VIGILÂNCIA CÓSTICA
À minha porta, quase todas as manhãs, depois das dez, surge uma rebrilhante viatura com dois imponentes agentes da autoridade. Encostam ao passeio, num local de estacionamento proibido, ocupando uma preciosa faixa de rodagem. Os dois senhores abrem as portas e materializam-se na via pública. Colocam os bivaques nas nobres cabeças. Depois, um abre a quinta porta. Outro, cuidadosamente, coloca um lap-top na prateleira da mala. Durante estes preparativos, surge um cowboy, alcandorado em potente motociclo. Põe a moto em cima do passeio, tira o capacete, coloca o bivaque no ínclito toutiço. Neste momento, outra viatura, que pára à esquina, despeja mais um senhor, também de bivaque. Postas assim as tropas em linha de batalha, o serviço começa. Consiste o mesmo em mandar parar os automobilistas e em passar revista a documentos, triângulos, casaquinhos amarelos, guias de remessa, e mais tudo o que possa falhar e dar lugar a prestimosas multas. Fazem-se investigações no lap-top, a fim de ver o que, sobre os suspeitos, consta nos arquivos da organização. Segue-se a digitalização da identidade dos prevaricadores, o devido registo dos malefícios causados à sociedade, e a contabilização das penas aplicadas.
E assim se passa uma calma e lucrativa manhã.

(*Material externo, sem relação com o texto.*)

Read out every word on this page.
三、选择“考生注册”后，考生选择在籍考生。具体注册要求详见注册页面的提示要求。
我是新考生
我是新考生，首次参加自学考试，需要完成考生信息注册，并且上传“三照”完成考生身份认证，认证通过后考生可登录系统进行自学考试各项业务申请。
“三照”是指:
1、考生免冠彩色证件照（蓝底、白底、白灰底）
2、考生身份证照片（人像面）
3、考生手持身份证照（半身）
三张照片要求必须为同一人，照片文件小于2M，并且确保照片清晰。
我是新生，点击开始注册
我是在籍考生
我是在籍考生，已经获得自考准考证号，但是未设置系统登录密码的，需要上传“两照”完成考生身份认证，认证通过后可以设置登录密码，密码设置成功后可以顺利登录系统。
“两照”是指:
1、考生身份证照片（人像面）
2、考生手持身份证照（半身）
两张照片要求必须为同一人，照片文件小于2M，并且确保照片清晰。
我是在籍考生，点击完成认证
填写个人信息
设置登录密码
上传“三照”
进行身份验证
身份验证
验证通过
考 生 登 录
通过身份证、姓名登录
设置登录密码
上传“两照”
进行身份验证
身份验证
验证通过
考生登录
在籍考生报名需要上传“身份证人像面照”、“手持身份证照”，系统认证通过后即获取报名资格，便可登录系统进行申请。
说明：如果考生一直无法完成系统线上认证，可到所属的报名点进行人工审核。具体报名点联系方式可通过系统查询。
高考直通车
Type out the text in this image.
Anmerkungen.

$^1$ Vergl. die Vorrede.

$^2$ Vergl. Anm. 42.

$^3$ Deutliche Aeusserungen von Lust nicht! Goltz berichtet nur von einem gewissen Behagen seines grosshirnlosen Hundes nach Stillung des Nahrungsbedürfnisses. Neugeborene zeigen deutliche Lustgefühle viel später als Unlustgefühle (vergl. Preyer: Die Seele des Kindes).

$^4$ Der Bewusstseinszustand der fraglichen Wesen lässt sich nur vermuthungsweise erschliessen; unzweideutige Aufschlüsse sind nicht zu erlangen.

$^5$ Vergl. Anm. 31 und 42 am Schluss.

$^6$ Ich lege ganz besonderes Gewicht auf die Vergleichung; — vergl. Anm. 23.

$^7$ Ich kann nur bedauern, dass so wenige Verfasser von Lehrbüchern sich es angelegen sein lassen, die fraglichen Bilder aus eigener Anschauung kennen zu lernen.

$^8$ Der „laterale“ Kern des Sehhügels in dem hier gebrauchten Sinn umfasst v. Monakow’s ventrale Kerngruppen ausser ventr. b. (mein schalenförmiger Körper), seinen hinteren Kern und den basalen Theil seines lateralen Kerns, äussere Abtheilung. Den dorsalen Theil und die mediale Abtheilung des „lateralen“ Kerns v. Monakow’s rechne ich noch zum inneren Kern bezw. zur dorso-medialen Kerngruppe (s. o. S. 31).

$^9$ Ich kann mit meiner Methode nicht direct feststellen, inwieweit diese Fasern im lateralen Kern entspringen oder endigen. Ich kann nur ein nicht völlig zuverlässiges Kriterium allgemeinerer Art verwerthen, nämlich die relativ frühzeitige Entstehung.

Nas barbas dos mesmos polícias há uma rua onde, todos os dias, se pratica o estacionamento em segunda fila. Mais adiante, dezenas de selvagens deixam os carros numa faixa de rodagem onde há sinais de estacionamento proibido, à porta de um parque de estacionamento subterrâneo e a cinquenta metros de outro, ao ar livre. Os distintos funcionários da EMEL nada fazem, nem a uns nem a outros, uma vez que estão fora da sua jurisdição. Dedicam-se tão só a, cuidadosamente, multar e rebocar os que estão bem estacionados mas sem dístico. Os agentes da autoridade, esses, ainda menos ligam a tais actividades. Aqui há dias, tive a ousadia de, humilde e contidamente, perguntar aos excelentíssimos agentes porque não ocupavam o seu tempo a incomodar quem, efectivamente, perturba a vida de terceiros, em vez de serem os próprios a dar o exemplo. Ao que me foi respondido, com a sobranceria própria do poder, primeiro, que não tinha nada com isso, segundo, que a “autoridade” estava no cumprimento de uma missão dedicada a carros em movimento e não a carros parados (mesmo que em segunda fila e/ou a perturbar o trânsito, pensei eu, mas tive medo de o dizer).
Assim vai o costismo em Lisboa. Nem o Santo António nos vale, já que a “autoridade” manda muito mais que o pobre do santinho.